Once the averaging approach was employed to determine the payor spouse’s 2016 income, the child support obligation was calculated as follows:

  • 2014: Table child support for 3 children, based on the payor spouse’s estimated income of $477,000 for that year, is $7,320 per month, ($2,611 + 1.44% x the amount in excess of $150,000), or $87,840 ($7,320 x 12 months) for the year.
  • 2015: Table child support for 3 children, based on the payor spouse’s estimated income of $461,000 for that year, is $7,089 per month, or $85,068 ($7,089 x 12 months) for the year.
  • 2016: Table child support for 3 children, based on average income of $403,666.67 from 2013 to 2015, is $6,263.80 per month. For the five months in 2016 up until the date the motion was heard, the child support obligation was $31,319 ($6,263.80 x 5 months).

Based on the foregoing amounts, the total child support owed for the period from January 1, 2014, to May 31, 2016 is $204,227. The payor spouse had been paying $3,500 per month for child support from June 2014 to March 2016, for a total of $77,000 ($3,500 x 22 months) plus additional amounts totalling $11,000. He was therefore entitled to a credit of $88,000 to the end of May 2016.  After crediting him with this amount, he owed net child support in the amount of $116,227. The court also ordered that he was required to pay temporary child support in the amount of $6,265 per month from the date of the interim order onward, pending the trial of the proceeding.

The bottom line on calculating income for child support where income fluctuates

The Federal Child Support Guidelines establish the framework for calculating income for child support.
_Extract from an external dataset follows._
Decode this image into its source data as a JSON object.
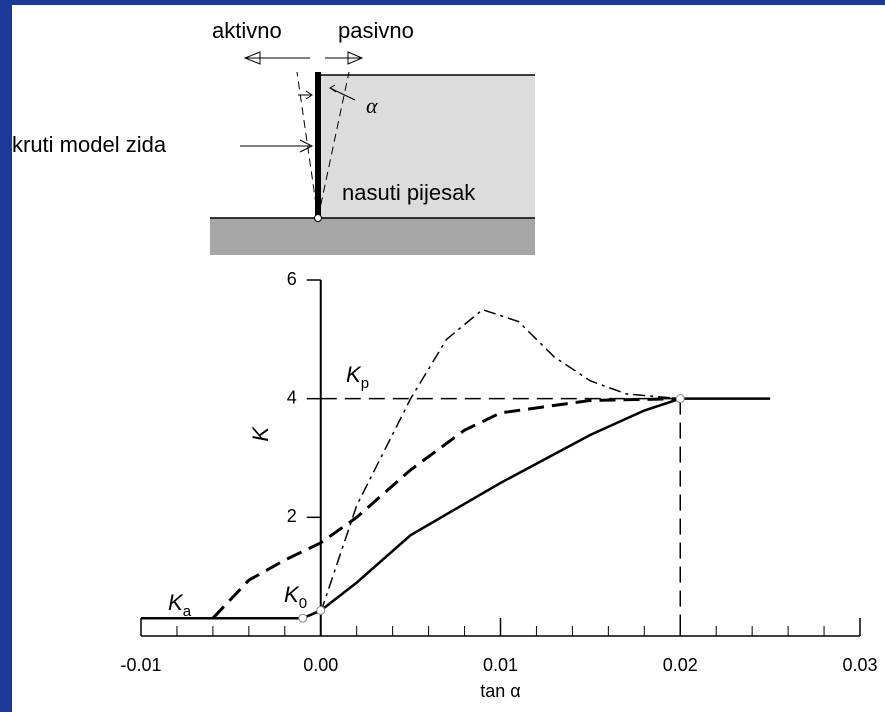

Where the payor spouse’s income fluctuates from year to year, s. 17 allows the court to average income over the previous three years. In Surana, averaging was found to be fair pending the trial of the proceeding and given the reason for the fluctuation in income. However, the appropriateness of the averaging approach is fact-specific and there is nothing in the language of the Guidelines that requires the use of averaging in calculating income for child support. This makes sense, as one of the goals of the Guidelines is the fair determination of the amount available to pay child support. Fairness would not be achieved by the mechanical application of averaging.